A 4.7” phone with a 720p display, a Snapdragon 410 system chip, and an 8-megapixel camera, it takes the most pride in its software: Android 4.4 KitKat skinned with the rich and deep MIUI version 6.0. It’s also got a removable battery and expandable storage, rounding up this impressive package for a device that costs $130 off contract. Is it all as good as it sounds on paper? Let’s find out.
In the box:
- Xiaomi Redmi 2
- 1A - 5V wall charger
- microUSB Cable
- User manual
The Redmi 2 is made out of matte plastic that feels nice to touch, and overall the phone is impressively lightweight.
The first thing that you notice when you hold the Redmi 2 in your hand is just how lightweight the phone is. Put it on a scale and it will tip the scales at just 4.72oz (134g). In terms of materials, it’s an all-plastic affair with a matte, polycarbonate finish and a variety of color options for the back cover, which also happens to be removable. Unfortunately, while this has its advantages in the form of easy access to the battery, SIM cards, and microSD card slot, in the case of the Redmi 2, it also translates to a body that does not feel tightly put together. Parts move and screak slightly when you hold the phone - it’s not a terrible issue by any means, but we also can’t say it contributes to solid build quality.
Right below the display, you have three small-ish, red capacitive buttons. The physical buttons are all on the right side: a power/lock key in the middle and a volume rocker above it, both clicky and comfortable to press. The speaker of the phone is located on its back, where there is also the main camera and a single LED flash.

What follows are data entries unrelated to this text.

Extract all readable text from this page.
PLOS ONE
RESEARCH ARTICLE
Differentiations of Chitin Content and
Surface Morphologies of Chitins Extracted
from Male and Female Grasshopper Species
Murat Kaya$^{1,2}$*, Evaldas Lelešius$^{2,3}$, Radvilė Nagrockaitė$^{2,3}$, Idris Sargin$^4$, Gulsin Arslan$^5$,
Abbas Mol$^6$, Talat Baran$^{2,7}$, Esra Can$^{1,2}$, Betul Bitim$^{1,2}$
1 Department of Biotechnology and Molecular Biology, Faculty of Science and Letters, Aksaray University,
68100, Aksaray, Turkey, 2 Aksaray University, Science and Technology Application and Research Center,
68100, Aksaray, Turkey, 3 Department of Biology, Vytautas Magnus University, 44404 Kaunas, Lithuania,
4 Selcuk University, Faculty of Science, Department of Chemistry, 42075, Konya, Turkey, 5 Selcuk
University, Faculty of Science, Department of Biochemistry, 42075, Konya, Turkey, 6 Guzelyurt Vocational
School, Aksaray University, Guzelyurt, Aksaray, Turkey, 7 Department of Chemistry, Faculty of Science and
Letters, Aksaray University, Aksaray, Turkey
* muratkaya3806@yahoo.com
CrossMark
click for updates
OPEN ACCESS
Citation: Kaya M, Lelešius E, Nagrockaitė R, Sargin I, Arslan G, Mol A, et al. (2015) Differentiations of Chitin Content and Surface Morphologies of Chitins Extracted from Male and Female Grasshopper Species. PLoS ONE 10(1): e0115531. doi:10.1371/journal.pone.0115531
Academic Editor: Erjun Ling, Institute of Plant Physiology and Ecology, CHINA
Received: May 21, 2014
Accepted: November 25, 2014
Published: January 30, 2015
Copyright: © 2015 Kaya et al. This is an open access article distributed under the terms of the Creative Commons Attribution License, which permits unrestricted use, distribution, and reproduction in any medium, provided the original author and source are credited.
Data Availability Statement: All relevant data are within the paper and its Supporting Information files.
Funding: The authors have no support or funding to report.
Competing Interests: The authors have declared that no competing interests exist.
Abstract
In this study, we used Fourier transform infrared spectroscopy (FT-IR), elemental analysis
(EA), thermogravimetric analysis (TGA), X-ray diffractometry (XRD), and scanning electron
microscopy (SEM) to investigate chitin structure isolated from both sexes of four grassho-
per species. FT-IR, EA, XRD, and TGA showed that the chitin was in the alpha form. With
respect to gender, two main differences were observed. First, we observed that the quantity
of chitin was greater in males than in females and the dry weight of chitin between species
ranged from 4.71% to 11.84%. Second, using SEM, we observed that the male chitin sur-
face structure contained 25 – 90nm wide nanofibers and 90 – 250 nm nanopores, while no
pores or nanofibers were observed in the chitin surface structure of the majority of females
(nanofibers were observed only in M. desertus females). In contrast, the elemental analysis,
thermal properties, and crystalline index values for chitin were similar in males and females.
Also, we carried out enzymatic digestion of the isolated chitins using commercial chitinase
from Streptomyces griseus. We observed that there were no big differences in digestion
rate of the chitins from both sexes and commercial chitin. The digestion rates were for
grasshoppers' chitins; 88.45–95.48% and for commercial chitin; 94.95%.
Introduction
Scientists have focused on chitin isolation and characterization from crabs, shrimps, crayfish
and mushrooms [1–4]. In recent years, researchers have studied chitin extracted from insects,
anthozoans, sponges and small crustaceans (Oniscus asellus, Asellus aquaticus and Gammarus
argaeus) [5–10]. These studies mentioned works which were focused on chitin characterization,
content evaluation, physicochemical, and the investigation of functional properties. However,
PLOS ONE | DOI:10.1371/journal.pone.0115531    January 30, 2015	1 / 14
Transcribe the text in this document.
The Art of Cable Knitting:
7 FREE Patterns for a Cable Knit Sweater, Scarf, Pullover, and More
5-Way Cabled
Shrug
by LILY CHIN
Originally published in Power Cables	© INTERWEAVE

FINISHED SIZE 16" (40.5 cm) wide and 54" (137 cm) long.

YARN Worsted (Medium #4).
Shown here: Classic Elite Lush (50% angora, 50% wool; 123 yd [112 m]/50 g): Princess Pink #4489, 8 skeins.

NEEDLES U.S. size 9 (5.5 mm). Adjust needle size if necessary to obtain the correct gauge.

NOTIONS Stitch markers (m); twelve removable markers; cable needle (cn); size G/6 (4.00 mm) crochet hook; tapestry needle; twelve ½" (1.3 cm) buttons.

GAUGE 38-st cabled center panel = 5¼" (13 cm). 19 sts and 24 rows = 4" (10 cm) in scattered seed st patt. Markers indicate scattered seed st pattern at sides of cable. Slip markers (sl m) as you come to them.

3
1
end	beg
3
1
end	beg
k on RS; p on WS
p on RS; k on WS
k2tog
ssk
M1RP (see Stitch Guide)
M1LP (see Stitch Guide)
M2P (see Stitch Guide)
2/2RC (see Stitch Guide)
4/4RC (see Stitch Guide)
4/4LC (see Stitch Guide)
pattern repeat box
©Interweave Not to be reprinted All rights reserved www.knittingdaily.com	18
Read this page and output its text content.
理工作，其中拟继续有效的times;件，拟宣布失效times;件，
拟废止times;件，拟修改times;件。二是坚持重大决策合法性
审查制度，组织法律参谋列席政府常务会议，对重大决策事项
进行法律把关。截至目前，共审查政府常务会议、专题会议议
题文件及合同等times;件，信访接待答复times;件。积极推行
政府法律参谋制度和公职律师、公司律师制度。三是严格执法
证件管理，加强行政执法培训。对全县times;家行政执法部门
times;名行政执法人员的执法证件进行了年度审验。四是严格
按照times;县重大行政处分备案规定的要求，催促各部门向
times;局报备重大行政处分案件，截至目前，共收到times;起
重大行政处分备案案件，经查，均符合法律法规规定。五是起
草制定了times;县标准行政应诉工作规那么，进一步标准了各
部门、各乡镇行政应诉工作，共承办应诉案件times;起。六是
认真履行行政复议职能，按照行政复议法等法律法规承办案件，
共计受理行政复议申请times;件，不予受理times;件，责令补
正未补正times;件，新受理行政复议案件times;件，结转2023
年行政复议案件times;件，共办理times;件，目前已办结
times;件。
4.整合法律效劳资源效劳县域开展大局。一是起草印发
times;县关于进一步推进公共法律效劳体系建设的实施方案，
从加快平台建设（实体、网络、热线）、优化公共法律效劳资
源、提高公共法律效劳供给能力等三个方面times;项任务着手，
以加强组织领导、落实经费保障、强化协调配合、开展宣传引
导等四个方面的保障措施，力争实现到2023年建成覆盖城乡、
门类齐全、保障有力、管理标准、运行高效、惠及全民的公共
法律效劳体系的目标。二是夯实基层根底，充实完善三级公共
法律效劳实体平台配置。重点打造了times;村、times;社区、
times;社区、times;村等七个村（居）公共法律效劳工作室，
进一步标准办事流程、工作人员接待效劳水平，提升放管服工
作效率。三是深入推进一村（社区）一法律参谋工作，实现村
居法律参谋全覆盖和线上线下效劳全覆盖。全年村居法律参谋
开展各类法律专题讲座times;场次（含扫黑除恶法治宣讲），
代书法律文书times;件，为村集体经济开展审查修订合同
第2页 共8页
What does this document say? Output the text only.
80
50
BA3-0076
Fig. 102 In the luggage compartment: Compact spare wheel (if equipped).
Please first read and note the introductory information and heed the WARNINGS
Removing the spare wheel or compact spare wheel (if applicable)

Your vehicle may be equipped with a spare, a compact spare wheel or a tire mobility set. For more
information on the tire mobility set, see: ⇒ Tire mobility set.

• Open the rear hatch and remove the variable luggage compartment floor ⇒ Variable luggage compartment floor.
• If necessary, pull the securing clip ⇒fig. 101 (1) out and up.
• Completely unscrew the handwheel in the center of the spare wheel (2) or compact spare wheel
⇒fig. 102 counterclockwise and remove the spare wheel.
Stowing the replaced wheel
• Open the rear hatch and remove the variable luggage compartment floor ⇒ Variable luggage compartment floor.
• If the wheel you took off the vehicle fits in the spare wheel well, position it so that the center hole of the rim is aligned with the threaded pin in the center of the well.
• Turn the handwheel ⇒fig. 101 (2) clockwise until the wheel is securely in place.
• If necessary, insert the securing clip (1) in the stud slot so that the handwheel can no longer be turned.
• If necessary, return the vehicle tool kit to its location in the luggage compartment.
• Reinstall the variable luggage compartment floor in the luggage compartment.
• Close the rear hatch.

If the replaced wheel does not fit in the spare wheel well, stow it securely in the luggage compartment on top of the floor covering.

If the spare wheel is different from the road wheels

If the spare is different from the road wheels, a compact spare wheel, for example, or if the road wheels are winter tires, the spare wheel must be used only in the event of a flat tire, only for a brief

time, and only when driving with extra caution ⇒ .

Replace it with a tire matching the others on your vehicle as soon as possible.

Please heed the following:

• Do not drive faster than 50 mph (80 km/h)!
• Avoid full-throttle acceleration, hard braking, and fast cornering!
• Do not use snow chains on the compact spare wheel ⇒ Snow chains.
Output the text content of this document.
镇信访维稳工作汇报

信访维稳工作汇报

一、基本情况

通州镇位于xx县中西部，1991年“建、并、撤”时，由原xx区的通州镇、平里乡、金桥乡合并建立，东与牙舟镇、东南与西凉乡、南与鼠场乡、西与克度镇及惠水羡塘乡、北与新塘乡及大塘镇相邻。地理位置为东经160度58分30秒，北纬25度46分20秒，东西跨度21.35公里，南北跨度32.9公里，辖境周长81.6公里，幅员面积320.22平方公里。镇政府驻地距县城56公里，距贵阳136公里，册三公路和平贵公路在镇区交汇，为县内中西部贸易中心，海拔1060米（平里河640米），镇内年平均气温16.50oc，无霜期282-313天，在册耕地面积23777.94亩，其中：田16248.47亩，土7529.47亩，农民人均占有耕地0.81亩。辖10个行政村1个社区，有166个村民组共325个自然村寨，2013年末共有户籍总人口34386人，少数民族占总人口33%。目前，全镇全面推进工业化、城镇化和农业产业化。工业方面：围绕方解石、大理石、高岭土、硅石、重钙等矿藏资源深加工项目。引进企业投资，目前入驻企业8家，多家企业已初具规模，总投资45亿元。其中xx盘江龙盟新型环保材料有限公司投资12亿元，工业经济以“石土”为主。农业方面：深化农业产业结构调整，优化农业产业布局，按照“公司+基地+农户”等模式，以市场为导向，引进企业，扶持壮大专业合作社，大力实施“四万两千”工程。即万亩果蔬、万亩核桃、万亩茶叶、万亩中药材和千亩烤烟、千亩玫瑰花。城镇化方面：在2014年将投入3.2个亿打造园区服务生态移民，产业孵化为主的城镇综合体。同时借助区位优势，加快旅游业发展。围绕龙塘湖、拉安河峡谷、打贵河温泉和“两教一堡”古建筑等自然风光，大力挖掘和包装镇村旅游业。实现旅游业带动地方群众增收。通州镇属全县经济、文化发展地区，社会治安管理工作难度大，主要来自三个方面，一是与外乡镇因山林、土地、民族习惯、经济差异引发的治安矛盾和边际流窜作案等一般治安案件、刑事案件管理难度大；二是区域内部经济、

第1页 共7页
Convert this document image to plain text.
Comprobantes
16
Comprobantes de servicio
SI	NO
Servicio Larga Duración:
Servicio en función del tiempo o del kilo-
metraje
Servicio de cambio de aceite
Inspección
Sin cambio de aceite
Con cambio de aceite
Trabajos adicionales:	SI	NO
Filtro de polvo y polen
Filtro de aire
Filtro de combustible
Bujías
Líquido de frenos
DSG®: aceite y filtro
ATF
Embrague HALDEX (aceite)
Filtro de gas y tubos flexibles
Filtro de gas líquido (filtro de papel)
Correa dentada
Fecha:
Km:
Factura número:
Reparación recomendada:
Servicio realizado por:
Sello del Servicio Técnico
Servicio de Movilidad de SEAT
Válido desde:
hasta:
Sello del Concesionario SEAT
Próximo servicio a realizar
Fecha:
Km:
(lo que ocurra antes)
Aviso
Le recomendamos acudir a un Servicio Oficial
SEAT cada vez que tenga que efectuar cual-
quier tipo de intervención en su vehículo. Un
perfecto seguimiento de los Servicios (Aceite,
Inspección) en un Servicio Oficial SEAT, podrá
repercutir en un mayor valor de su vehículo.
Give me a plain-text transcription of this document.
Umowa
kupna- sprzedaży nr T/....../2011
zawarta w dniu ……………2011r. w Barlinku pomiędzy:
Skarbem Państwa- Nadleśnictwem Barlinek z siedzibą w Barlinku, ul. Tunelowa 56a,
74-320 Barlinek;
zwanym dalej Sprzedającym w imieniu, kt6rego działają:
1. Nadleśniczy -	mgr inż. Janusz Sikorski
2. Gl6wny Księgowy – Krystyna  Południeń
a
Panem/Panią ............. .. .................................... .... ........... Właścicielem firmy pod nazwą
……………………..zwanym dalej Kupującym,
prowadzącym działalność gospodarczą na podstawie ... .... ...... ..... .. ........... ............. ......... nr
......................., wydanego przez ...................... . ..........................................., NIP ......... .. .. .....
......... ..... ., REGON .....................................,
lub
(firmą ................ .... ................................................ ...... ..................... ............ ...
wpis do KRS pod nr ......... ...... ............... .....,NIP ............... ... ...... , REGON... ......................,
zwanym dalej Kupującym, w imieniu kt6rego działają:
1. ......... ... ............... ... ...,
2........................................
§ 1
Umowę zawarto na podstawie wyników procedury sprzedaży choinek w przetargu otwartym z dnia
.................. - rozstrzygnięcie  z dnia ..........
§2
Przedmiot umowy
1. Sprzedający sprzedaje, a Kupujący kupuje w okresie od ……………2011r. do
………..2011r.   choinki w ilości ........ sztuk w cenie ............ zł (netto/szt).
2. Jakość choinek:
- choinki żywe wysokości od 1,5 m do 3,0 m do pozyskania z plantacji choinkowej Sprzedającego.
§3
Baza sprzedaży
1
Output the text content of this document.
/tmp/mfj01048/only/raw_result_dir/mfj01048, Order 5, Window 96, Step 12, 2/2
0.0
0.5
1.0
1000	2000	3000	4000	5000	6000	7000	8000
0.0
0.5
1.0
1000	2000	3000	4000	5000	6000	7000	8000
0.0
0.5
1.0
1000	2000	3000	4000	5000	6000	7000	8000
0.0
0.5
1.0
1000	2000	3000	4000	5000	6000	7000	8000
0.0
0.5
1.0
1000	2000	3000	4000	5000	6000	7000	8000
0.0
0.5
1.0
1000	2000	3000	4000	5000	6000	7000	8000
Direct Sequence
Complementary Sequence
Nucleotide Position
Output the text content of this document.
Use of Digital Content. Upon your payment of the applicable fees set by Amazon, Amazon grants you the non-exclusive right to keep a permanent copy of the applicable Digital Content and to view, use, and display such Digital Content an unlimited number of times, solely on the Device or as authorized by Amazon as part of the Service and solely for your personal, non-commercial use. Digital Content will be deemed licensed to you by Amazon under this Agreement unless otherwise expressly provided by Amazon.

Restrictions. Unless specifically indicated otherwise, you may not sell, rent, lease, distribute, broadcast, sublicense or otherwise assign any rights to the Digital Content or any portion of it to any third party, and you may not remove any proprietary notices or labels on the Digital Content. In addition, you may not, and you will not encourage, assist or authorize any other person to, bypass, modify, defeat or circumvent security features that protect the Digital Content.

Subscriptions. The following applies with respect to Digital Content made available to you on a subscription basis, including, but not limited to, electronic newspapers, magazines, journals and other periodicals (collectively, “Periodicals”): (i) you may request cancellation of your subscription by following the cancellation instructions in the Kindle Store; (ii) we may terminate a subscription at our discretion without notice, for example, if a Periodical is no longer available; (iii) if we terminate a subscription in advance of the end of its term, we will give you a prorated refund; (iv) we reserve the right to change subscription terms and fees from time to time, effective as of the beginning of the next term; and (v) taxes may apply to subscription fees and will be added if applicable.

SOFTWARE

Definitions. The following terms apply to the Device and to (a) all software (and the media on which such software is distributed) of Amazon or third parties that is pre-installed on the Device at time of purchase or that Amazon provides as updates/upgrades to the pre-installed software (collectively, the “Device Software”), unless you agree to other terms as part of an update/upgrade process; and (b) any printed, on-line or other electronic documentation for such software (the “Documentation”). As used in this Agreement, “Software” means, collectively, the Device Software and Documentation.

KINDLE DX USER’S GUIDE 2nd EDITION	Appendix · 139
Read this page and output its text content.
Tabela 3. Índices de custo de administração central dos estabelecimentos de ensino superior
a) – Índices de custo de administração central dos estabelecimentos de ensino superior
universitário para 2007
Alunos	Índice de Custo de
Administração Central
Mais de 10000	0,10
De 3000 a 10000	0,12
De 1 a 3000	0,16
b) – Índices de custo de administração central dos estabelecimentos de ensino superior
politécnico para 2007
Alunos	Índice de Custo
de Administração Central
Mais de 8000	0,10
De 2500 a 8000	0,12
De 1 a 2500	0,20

The 4.7” 720 x 1280-pixel IPS LCD display is sharp enough to disallow nasty pixelizations, and it offers pleasing colors with some slight issues.
The Xiaomi Redmi 2 features a 4.7-inch IPS LCD display with a resolution of 720 x 1280 pixels. This translates into a fairly decent pixel density of 312ppi - sharp enough not to notice much pixelization at regular viewing distances, but still, jagged pixel edges are noticeable when you look at the phone from up close.
In terms of colors, Xiaomi offers some customization options, and the default setting is not accurate at all - with overly cold, bluish colors. Luckily, when you go into Settings -> Additional Settings -> Display, you’d see that you can pick between Warm, Standard, and Cool for the color temperature, and Brilliant and Standard for saturations. Switch to the Warm color temp and Standard saturations, and you end with a very decent display in terms of color quality. We ran our display measurements in this mode, and they confirmed what our eyes saw: color temperature is still on the cold side at 7800K (6500K is the reference value), and gamma is consistently over the top at an average of 2.35, which results in colors that look noticeably darker and appear more contrasty. Color saturations, on the other hand, are just very slightly shifted towards the blue, but for all else, they are fairly well calibrated to fit inside the standard sRGB color space. It’s worth pointing out that the Redmi 2 has one of the best displays in its class of affordable devices where other screens often have serious color issues.
Outdoors, the display is not hard to read at all as it can reach a maximum brightness of the excellent 552 nits. Viewing angles are also very decent, with colors retaining a lot of their vibrancy even at an angle, but brightness does get noticeably reduced when you look at the phone from the side.
Right above the screen are a light sensor and a proximity sensor, so that the phone can automatically switch off its display when you’re in a call and automatically adjust its brightness. Those are features that come standard on higher-end phones, but some lower-end phones of the Redmi 2’s class still miss them.